A question for my N.American LT chums - can you talk to me about Mark Twain and Huckleberry Finn? I am reading The Adventures of Huckleberry Finn, but am really struggling and came very close to Pearl-ruling it recently. I've read 80 pages (out of 250-something), and then skim-read the next 15 or so pages, but it's still not really doing anything for me (also, those 80 pages have taken me 3 or 4 months!). The reason I didn't Pearl-rule it was because I felt I kind of ought to keep going with it, and that Pearl-ruling would be taking the easy way out, and I ought to actually make a bit more of an effort. So I suppose my question is, why is it a classic, and should I persevere with it or not? Will I be a terrible person if I admit defeat?

Thank you!

247DeltaQueen50
Modifié : Déc 6, 2018, 1:22 pm

Firest off, I don't think giving upon any book is a bad thing at all - a book works for you or it doesn't. I'm Canadian, not American but I think Huckleberry Finn brings identifiable images of an early America, with it's themes of freedom, identity and growth. Certainly the Mississippi River was very important to the various States that it travelled through and the over-all devlopment of the U.S.A. and that is certainly brought to life in Huckleberry Finn. I read it last year and remember the language was very dated and quite difficult to work through, and there was the N-word bomb as well, but Twain's love of adventure does shine through. This love of adventure of Twain's has been admired and copied by many authors of many nationalities that have followed in his footsteps, so the influence of Mark Twain is another reason his books are classic. While Tom Sawyer was a huckster and a con-man who, according to Twain, was destined to become a lawyer, Huckleberry Finn was an early anti-hero, he didn't follow rules and he went his own way which makes him quite appealing to young people. Twain wasn't afraid to show that adults don't always have the right answer and that it's ok to explore boundaries. But if these books don't connect with you then I do think that pearl-ruling might be the way to go.

248christina_reads
Déc 6, 2018, 4:00 pm

Ooh, this is tough! I think The Adventures of Huckleberry Finn is one of the most important works of American literature (maybe *the* most important, if I had to pick one), so I want to encourage you to stick with it. On the other hand, if you're really forcing yourself to read it and not getting anything out of it, why continue?

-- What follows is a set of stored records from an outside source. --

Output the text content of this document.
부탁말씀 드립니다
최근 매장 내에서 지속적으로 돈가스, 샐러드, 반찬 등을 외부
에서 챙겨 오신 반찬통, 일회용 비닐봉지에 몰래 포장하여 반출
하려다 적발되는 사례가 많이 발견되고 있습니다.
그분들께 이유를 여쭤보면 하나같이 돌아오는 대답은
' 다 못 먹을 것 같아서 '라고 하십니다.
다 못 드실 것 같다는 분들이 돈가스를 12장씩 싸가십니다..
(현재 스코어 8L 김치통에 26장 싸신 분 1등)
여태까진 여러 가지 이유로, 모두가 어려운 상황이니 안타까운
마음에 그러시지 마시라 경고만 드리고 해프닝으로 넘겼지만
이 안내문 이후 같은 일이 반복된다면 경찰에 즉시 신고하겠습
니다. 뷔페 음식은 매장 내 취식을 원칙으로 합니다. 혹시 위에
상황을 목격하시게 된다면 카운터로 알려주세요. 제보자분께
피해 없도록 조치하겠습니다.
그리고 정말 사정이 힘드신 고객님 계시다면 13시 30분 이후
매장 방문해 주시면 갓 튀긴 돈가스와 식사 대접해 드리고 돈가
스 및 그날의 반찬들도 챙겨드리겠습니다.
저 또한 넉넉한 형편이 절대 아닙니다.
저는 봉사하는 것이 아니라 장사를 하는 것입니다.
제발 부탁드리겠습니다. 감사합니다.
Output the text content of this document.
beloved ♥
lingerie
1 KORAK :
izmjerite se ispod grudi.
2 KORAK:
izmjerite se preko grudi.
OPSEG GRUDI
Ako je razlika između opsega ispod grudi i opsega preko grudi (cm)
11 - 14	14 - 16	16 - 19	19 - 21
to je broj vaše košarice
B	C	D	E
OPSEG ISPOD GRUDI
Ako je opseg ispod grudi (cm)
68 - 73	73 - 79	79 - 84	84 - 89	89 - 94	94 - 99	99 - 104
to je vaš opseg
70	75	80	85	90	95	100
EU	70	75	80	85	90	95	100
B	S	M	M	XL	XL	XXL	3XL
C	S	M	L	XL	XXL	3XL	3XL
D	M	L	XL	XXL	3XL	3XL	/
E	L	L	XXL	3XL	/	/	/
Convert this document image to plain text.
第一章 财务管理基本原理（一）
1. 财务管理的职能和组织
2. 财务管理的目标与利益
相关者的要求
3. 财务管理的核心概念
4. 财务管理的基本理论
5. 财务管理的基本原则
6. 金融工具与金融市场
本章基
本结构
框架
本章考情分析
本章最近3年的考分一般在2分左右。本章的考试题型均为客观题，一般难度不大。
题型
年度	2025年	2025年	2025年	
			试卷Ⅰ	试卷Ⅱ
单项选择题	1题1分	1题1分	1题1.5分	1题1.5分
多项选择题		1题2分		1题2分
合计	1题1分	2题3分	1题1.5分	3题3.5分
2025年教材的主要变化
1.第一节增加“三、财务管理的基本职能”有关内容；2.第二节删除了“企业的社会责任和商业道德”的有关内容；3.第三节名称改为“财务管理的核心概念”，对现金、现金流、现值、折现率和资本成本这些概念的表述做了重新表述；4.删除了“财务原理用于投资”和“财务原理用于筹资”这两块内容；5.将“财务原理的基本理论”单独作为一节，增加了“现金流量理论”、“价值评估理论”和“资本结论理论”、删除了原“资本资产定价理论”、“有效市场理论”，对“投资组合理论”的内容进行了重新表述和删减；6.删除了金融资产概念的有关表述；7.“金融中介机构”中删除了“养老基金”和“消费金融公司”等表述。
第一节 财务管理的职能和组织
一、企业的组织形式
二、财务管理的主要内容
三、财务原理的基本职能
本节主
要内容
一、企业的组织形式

Why I like the book: I love Huck's relationship with Jim and how Huck ultimately decides that he's on Jim's side, even though the world is telling him he's wrong. I think the book is a powerful commentary on slavery that is nevertheless accessible and non-preachy. It's also very funny in spots.

Of course, I haven't read it since high school, so please take everything I've said with a grain of salt! :)

249RidgewayGirl
Déc 6, 2018, 6:15 pm

I'm with Christina in labeling Huck Finn as one of the most seminal works of American literature, and a subversive one at that. But there's no denying that it's a sizable book and if you're not enjoying it, there are other works of Am. Lit. that might better suit you.

Have you considered reading one of Twain's shorter works? Pudd'nhead Wilson is short and gives a feel for Twain's writing. His essay on learning German is priceless to anyone who has ever struggled with learning that language.

250Jackie_K
Déc 7, 2018, 1:53 pm

>247 DeltaQueen50: >248 christina_reads: >249 RidgewayGirl: Thank you all for your comments! It's the commentary on slavery, and Huck's evolving relationship with Jim, that has kept me sticking with it up till now, because I really *want* to get it. But I really do feel like I'm wading through treacle. I think I'm probably going to put it down for now, and try again another time.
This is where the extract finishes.